Everyday Speech in the Indian Subcontinent
Utkarsh P
TL;DR
The paper tackles the challenge of synthesizing everyday speech in the Indian subcontinent, where code-mixing across 22 official languages is common. It proposes extending the Common Label Set (CLS) to form a superset that supports code-mixed/code-switched TTS via a unified parser, enabling zero-shot synthesis for Sanskrit and Konkani. Evaluations using MOS, AXY discrimination, and dialect considerations show the approach yields reasonable intelligibility and naturalness, with dialect-aware benefits and caveats about language-voice matching. The work demonstrates that native-accent, code-mixed synthesis is feasible without inflating the system footprint, paving the way for more accessible, multilingual TTS in highly diverse linguistic contexts.
Abstract
India has 1369 languages of which 22 are official.

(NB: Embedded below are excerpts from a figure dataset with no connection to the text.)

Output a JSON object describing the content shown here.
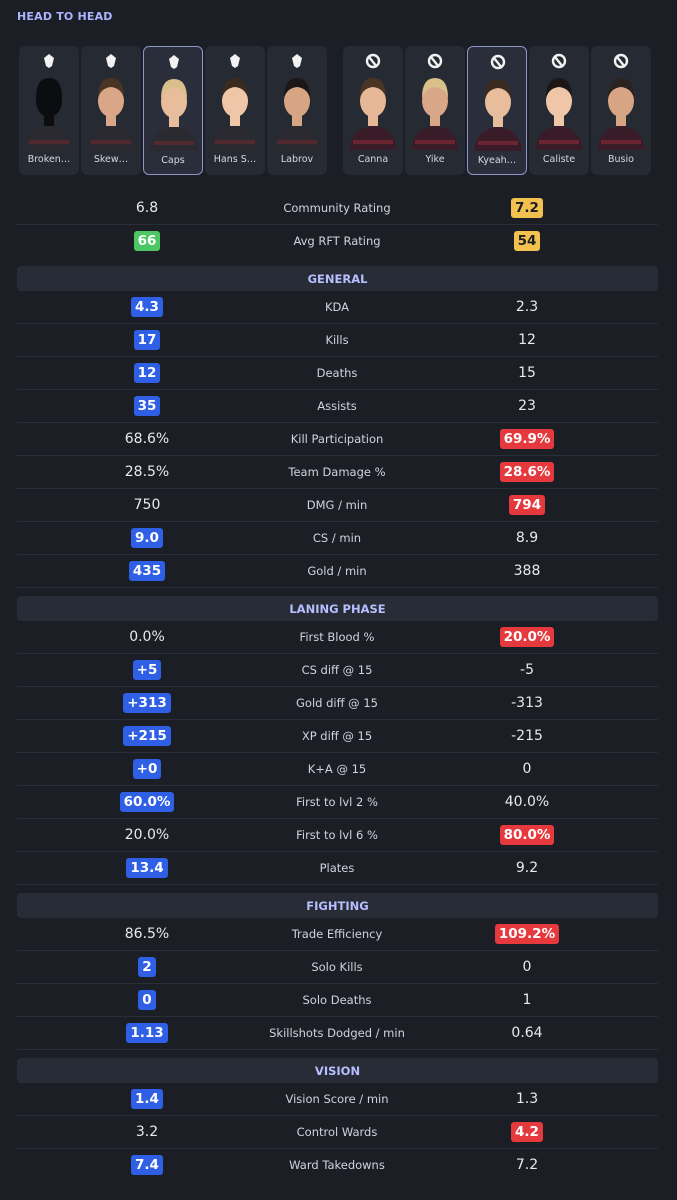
{
  "header": {
    "title": "HEAD TO HEAD"
  },
  "teams": [
    {
      "players": [
        "Broken…",
        "Skew…",
        "Caps",
        "Hans S…",
        "Labrov"
      ],
      "selected": 2
    },
    {
      "players": [
        "Canna",
        "Yike",
        "Kyeah…",
        "Caliste",
        "Busio"
      ],
      "selected": 2
    }
  ],
  "summary": [
    {
      "left": "6.8",
      "label": "Community Rating",
      "right": "7.2",
      "badges": {
        "right": "#f2c14e"
      }
    },
    {
      "left": "66",
      "label": "Avg RFT Rating",
      "right": "54",
      "badges": {
        "left": "#4cc764",
        "right": "#f2c14e"
      }
    }
  ],
  "sections": [
    {
      "title": "GENERAL",
      "rows": [
        {
          "left": "4.3",
          "label": "KDA",
          "right": "2.3",
          "badges": {
            "left": "#2f5fe4"
          }
        },
        {
          "left": "17",
          "label": "Kills",
          "right": "12",
          "badges": {
            "left": "#2f5fe4"
          }
        },
        {
          "left": "12",
          "label": "Deaths",
          "right": "15",
          "badges": {
            "left": "#2f5fe4"
          }
        },
        {
          "left": "35",
          "label": "Assists",
          "right": "23",
          "badges": {
            "left": "#2f5fe4"
          }
        },
        {
          "left": "68.6%",
          "label": "Kill Participation",
          "right": "69.9%",
          "badges": {
            "right": "#e5393d"
          }
        },
        {
          "left": "28.5%",
          "label": "Team Damage %",
          "right": "28.6%",
          "badges": {
            "right": "#e5393d"
          }
        },
        {
          "left": "750",
          "label": "DMG / min",
          "right": "794",
          "badges": {
            "right": "#e5393d"
          }
        },
        {
          "left": "9.0",
          "label": "CS / min",
          "right": "8.9",
          "badges": {
            "left": "#2f5fe4"
          }
        },
        {
          "left": "435",
          "label": "Gold / min",
          "right": "388",
          "badges": {
            "left": "#2f5fe4"
          }
        }
      ]
    },
    {
      "title": "LANING PHASE",
      "rows": [
        {
          "left": "0.0%",
          "label": "First Blood %",
          "right": "20.0%",
          "badges": {
            "right": "#e5393d"
          }
        },
        {
          "left": "+5",
          "label": "CS diff @ 15",
          "right": "-5",
          "badges": {
            "left": "#2f5fe4"
          }
        },
        {
          "left": "+313",
          "label": "Gold diff @ 15",
          "right": "-313",
          "badges": {
            "left": "#2f5fe4"
          }
        },
        {
          "left": "+215",
          "label": "XP diff @ 15",
          "right": "-215",
          "badges": {
            "left": "#2f5fe4"
          }
        },
        {
          "left": "+0",
          "label": "K+A @ 15",
          "right": "0",
          "badges": {
            "left": "#2f5fe4"
          }
        },
        {
          "left": "60.0%",
          "label": "First to lvl 2 %",
          "right": "40.0%",
          "badges": {
            "left": "#2f5fe4"
          }
        },
        {
          "left": "20.0%",
          "label": "First to lvl 6 %",
          "right": "80.0%",
          "badges": {
            "right": "#e5393d"
          }
        },
        {
          "left": "13.4",
          "label": "Plates",
          "right": "9.2",
          "badges": {
            "left": "#2f5fe4"
          }
        }
      ]
    },
    {
      "title": "FIGHTING",
      "rows": [
        {
          "left": "86.5%",
          "label": "Trade Efficiency",
          "right": "109.2%",
          "badges": {
            "right": "#e5393d"
          }
        },
        {
          "left": "2",
          "label": "Solo Kills",
          "right": "0",
          "badges": {
            "left": "#2f5fe4"
          }
        },
        {
          "left": "0",
          "label": "Solo Deaths",
          "right": "1",
          "badges": {
            "left": "#2f5fe4"
          }
        },
        {
          "left": "1.13",
          "label": "Skillshots Dodged / min",
          "right": "0.64",
          "badges": {
            "left": "#2f5fe4"
          }
        }
      ]
    },
    {
      "title": "VISION",
      "rows": [
        {
          "left": "1.4",
          "label": "Vision Score / min",
          "right": "1.3",
          "badges": {
            "left": "#2f5fe4"
          }
        },
        {
          "left": "3.2",
          "label": "Control Wards",
          "right": "4.2",
          "badges": {
            "right": "#e5393d"
          }
        },
        {
          "left": "7.4",
          "label": "Ward Takedowns",
          "right": "7.2",
          "badges": {
            "left": "#2f5fe4"
          }
        }
      ]
    }
  ]
}
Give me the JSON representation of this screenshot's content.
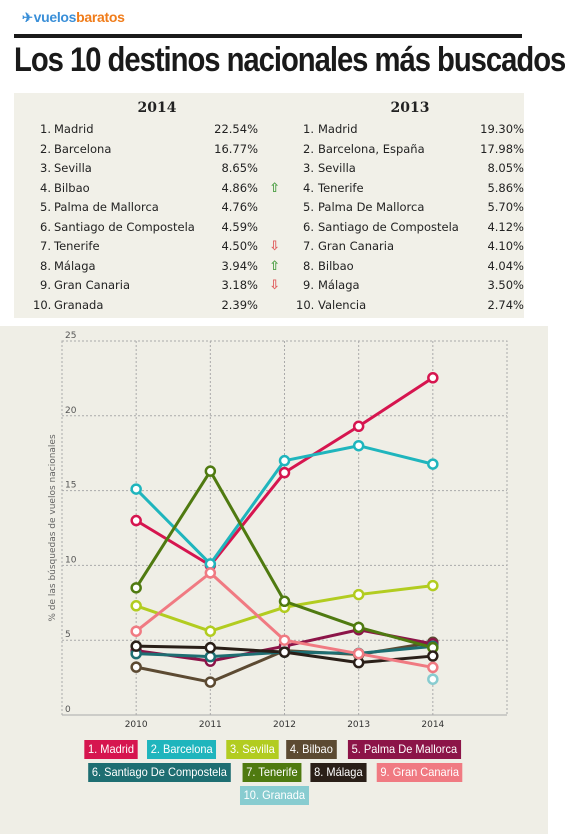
{
  "brand": {
    "logo_part1": "vuelos",
    "logo_part2": "baratos"
  },
  "title": "Los 10 destinos nacionales más buscados",
  "rankings": {
    "y2014": {
      "year": "2014",
      "rows": [
        {
          "pos": "1.",
          "name": "Madrid",
          "pct": "22.54%",
          "trend": ""
        },
        {
          "pos": "2.",
          "name": "Barcelona",
          "pct": "16.77%",
          "trend": ""
        },
        {
          "pos": "3.",
          "name": "Sevilla",
          "pct": "8.65%",
          "trend": ""
        },
        {
          "pos": "4.",
          "name": "Bilbao",
          "pct": "4.86%",
          "trend": "up"
        },
        {
          "pos": "5.",
          "name": "Palma de Mallorca",
          "pct": "4.76%",
          "trend": ""
        },
        {
          "pos": "6.",
          "name": "Santiago de Compostela",
          "pct": "4.59%",
          "trend": ""
        },
        {
          "pos": "7.",
          "name": "Tenerife",
          "pct": "4.50%",
          "trend": "down"
        },
        {
          "pos": "8.",
          "name": "Málaga",
          "pct": "3.94%",
          "trend": "up"
        },
        {
          "pos": "9.",
          "name": "Gran Canaria",
          "pct": "3.18%",
          "trend": "down"
        },
        {
          "pos": "10.",
          "name": "Granada",
          "pct": "2.39%",
          "trend": ""
        }
      ]
    },
    "y2013": {
      "year": "2013",
      "rows": [
        {
          "pos": "1.",
          "name": "Madrid",
          "pct": "19.30%"
        },
        {
          "pos": "2.",
          "name": "Barcelona, España",
          "pct": "17.98%"
        },
        {
          "pos": "3.",
          "name": "Sevilla",
          "pct": "8.05%"
        },
        {
          "pos": "4.",
          "name": "Tenerife",
          "pct": "5.86%"
        },
        {
          "pos": "5.",
          "name": "Palma De Mallorca",
          "pct": "5.70%"
        },
        {
          "pos": "6.",
          "name": "Santiago de Compostela",
          "pct": "4.12%"
        },
        {
          "pos": "7.",
          "name": "Gran Canaria",
          "pct": "4.10%"
        },
        {
          "pos": "8.",
          "name": "Bilbao",
          "pct": "4.04%"
        },
        {
          "pos": "9.",
          "name": "Málaga",
          "pct": "3.50%"
        },
        {
          "pos": "10.",
          "name": "Valencia",
          "pct": "2.74%"
        }
      ]
    }
  },
  "chart_data": {
    "type": "line",
    "x": [
      2010,
      2011,
      2012,
      2013,
      2014
    ],
    "ylabel": "% de las búsquedas de vuelos nacionales",
    "ylim": [
      0,
      25
    ],
    "yticks": [
      0,
      5,
      10,
      15,
      20,
      25
    ],
    "grid": true,
    "legend_position": "bottom",
    "series": [
      {
        "name": "1. Madrid",
        "color": "#d6154f",
        "values": [
          13.0,
          10.0,
          16.2,
          19.3,
          22.54
        ]
      },
      {
        "name": "2. Barcelona",
        "color": "#1fb5bd",
        "values": [
          15.1,
          10.1,
          17.0,
          18.0,
          16.77
        ]
      },
      {
        "name": "3. Sevilla",
        "color": "#b2cc20",
        "values": [
          7.3,
          5.6,
          7.2,
          8.05,
          8.65
        ]
      },
      {
        "name": "4. Bilbao",
        "color": "#5c4a32",
        "values": [
          3.2,
          2.2,
          4.3,
          4.04,
          4.86
        ]
      },
      {
        "name": "5. Palma De Mallorca",
        "color": "#8c1448",
        "values": [
          4.3,
          3.6,
          4.6,
          5.7,
          4.76
        ]
      },
      {
        "name": "6. Santiago De Compostela",
        "color": "#1e6e72",
        "values": [
          4.1,
          3.9,
          4.2,
          4.12,
          4.59
        ]
      },
      {
        "name": "7. Tenerife",
        "color": "#4f7a10",
        "values": [
          8.5,
          16.3,
          7.6,
          5.86,
          4.5
        ]
      },
      {
        "name": "8. Málaga",
        "color": "#2a1f18",
        "values": [
          4.6,
          4.5,
          4.2,
          3.5,
          3.94
        ]
      },
      {
        "name": "9. Gran Canaria",
        "color": "#f07a82",
        "values": [
          5.6,
          9.5,
          5.0,
          4.1,
          3.18
        ]
      },
      {
        "name": "10. Granada",
        "color": "#88ccd0",
        "values": [
          null,
          null,
          null,
          null,
          2.39
        ]
      }
    ]
  },
  "legend_rows": [
    [
      0,
      1,
      2,
      3,
      4
    ],
    [
      5,
      6,
      7,
      8
    ],
    [
      9
    ]
  ]
}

About 13 different scripts are used to represent these languages. A Common Label Set (CLS) was developed based on phonetics to address the issue of large vocabulary of units required in the End-to-End (E2E) framework for multilingual synthesis. The Indian language text is first converted to CLS. This approach enables seamless code switching across 13 Indian languages and English in a given native speaker's voice, which corresponds to everyday speech in the Indian subcontinent, where the population is multilingual.